JCSU STEM Grants Will Benefit Two West Charlotte Schools

Nov 17, 2017

Johnson C. Smith University has received $1.8 million in grants to expand its STEM program and expose students at two schools in west Charlotte to computer science and other forms of technology.

Dr. Hang Chen, dean of JCSU's College of STEM (second from left)
Credit JCSU

Through the initiative, students at West Charlotte High School and Ranson International Baccalaureate Middle School will participate in technology-oriented after-school programs and summer sessions at JCSU to get them thinking about STEM careers. Many of the students will come from disadvantaged communities and have not had a lot of exposure to the high-tech industry. JCSU officials say the program will give them more hands-on STEM experiences and make them better prepared when they enter college. The program will also focus on getting the students to focus on STEM entrepreneurial opportunities.

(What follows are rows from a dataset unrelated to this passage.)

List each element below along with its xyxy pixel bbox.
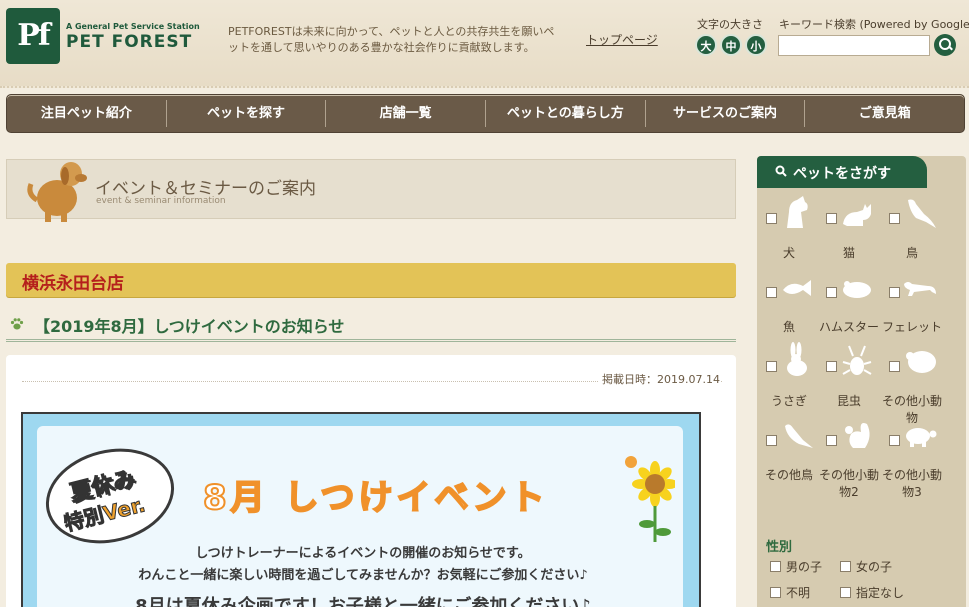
gender-heading: 性別 [766, 540, 793, 555]
pet-checkbox-squirrel[interactable] [826, 435, 837, 446]
post-title: 【2019年8月】しつけイベントのお知らせ [34, 317, 345, 336]
pet-checkbox-fish[interactable] [766, 287, 777, 298]
gender-checkbox-female[interactable] [840, 561, 851, 572]
flyer-text-line1: しつけトレーナーによるイベントの開催のお知らせです。 [195, 546, 531, 561]
gender-checkbox-any[interactable] [840, 587, 851, 598]
nav-item-feedback[interactable]: ご意見箱 [805, 100, 964, 127]
store-heading-bar: 横浜永田台店 [6, 263, 736, 297]
post-card: 掲載日時：2019.07.14 夏休み 特別Ver. 8月 しつけイベント しつ… [6, 355, 736, 607]
gender-option-any[interactable]: 指定なし [840, 584, 904, 601]
squirrel-icon [845, 423, 870, 448]
gender-option-female[interactable]: 女の子 [840, 558, 892, 575]
pet-checkbox-ferret[interactable] [889, 287, 900, 298]
pet-checkbox-insect[interactable] [826, 361, 837, 372]
flyer-text-line3: 8月は夏休み企画です！お子様と一緒にご参加ください♪ [135, 596, 591, 607]
gender-checkbox-unknown[interactable] [770, 587, 781, 598]
gender-checkbox-male[interactable] [770, 561, 781, 572]
top-page-link[interactable]: トップページ [586, 31, 658, 48]
flyer-text-line2: わんこと一緒に楽しい時間を過ごしてみませんか？お気軽にご参加ください♪ [138, 568, 588, 583]
font-size-medium-button[interactable]: 中 [720, 34, 742, 56]
nav-item-stores[interactable]: 店舗一覧 [326, 100, 487, 127]
rabbit-icon [787, 342, 807, 376]
gender-option-male[interactable]: 男の子 [770, 558, 822, 575]
hamster-icon [843, 281, 871, 298]
post-date: 掲載日時：2019.07.14 [598, 371, 720, 387]
flyer-title: 8月 しつけイベント [202, 477, 549, 519]
pet-checkbox-turtle[interactable] [889, 435, 900, 446]
logo-tagline: A General Pet Service Station [66, 22, 200, 31]
nav-item-services[interactable]: サービスのご案内 [646, 100, 806, 127]
font-size-small-button[interactable]: 小 [745, 34, 767, 56]
site-header: Pf A General Pet Service Station PET FOR… [0, 0, 969, 88]
pet-search-sidebar: ペットをさがす 犬 猫 鳥 魚 ハムスター フェレット うさぎ 昆虫 その他小動… [757, 156, 966, 607]
nav-item-find-pets[interactable]: ペットを探す [167, 100, 327, 127]
search-input[interactable] [778, 35, 930, 56]
event-section-subtitle: event & seminar information [96, 196, 226, 206]
event-flyer-image: 夏休み 特別Ver. 8月 しつけイベント しつけトレーナーによるイベントの開催… [21, 412, 701, 607]
gender-label-unknown: 不明 [786, 586, 811, 600]
pet-label-squirrel: その他小動物2 [818, 468, 879, 499]
gender-option-unknown[interactable]: 不明 [770, 584, 810, 601]
pet-checkbox-rabbit[interactable] [766, 361, 777, 372]
pet-option-turtle: その他小動物3 [880, 378, 944, 499]
bird-icon [908, 199, 936, 228]
dog-icon [787, 196, 808, 228]
event-banner: イベント＆セミナーのご案内 event & seminar informatio… [6, 159, 736, 222]
nav-item-featured-pets[interactable]: 注目ペット紹介 [7, 100, 167, 127]
site-tagline: PETFORESTは未来に向かって、ペットと人との共存共生を願いペットを通して思… [228, 25, 555, 54]
font-size-large-button[interactable]: 大 [695, 34, 717, 56]
dog-illustration-icon [27, 162, 87, 222]
search-label: キーワード検索 (Powered by Google) [779, 18, 969, 31]
pet-checkbox-dog[interactable] [766, 213, 777, 224]
font-size-label: 文字の大きさ [697, 18, 763, 31]
gender-label-male: 男の子 [786, 560, 823, 574]
paw-icon [10, 318, 24, 330]
pet-option-squirrel: その他小動物2 [817, 378, 881, 499]
logo-name[interactable]: PET FOREST [66, 32, 192, 52]
pet-label-turtle: その他小動物3 [881, 468, 942, 499]
turtle-icon [906, 428, 937, 447]
main-nav: 注目ペット紹介 ペットを探す 店舗一覧 ペットとの暮らし方 サービスのご案内 ご… [6, 94, 965, 133]
pet-label-other-bird: その他鳥 [764, 468, 813, 482]
other-bird-icon [785, 424, 813, 448]
sunflower-icon [625, 456, 675, 542]
store-name: 横浜永田台店 [22, 274, 124, 294]
pet-checkbox-hamster[interactable] [826, 287, 837, 298]
fish-icon [783, 280, 811, 296]
cat-icon [843, 204, 871, 226]
search-button[interactable] [934, 34, 956, 56]
pet-checkbox-bird[interactable] [889, 213, 900, 224]
pet-checkbox-other-bird[interactable] [766, 435, 777, 446]
ferret-icon [904, 282, 936, 296]
nav-item-living-with-pets[interactable]: ペットとの暮らし方 [486, 100, 646, 127]
insect-icon [842, 345, 872, 375]
small-animal-icon [906, 351, 936, 373]
gender-label-female: 女の子 [856, 560, 893, 574]
pet-checkbox-small-animal[interactable] [889, 361, 900, 372]
pet-checkbox-cat[interactable] [826, 213, 837, 224]
pet-option-other-bird: その他鳥 [757, 378, 821, 482]
logo[interactable]: Pf [6, 8, 60, 64]
post-title-row: 【2019年8月】しつけイベントのお知らせ [6, 310, 736, 342]
gender-label-any: 指定なし [856, 586, 905, 600]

A JCSU press release says students will work closely with the students at both schools as mentors over the next three years. Some of the funds will also be used to purchase equipment and other materials to broaden the university’s STEM program Market-driven courses will be offered and summer programs that focus on technology and entrepreneurship will be offered to entering freshmen.

“JCSU's faculty and staff are ready to accelerate our impact for creating a strong STEM workforce in the innovation economy. With this additional support, we will be able to continue on the university’s radical trajectory,” Dr. Hang Chen, dean of JCSU’s College of STEM, said in the press release.

JCSU students at a summer program sponsored by Google
Credit JCSU

JCSU officials say the long-term goal of the initiative is to expand the initial pilot program at the two schools to students in kindergarten through the college. The initiative is funded by the Kenan Charitable Trust and the U.S. Department of Education.

This past summer, Google funded a STEM program at JCSU for 20 incoming students. In addition to sending Google employees to the university, two JCSU professors spent six weeks at Google’s Faculty-In-Residence program.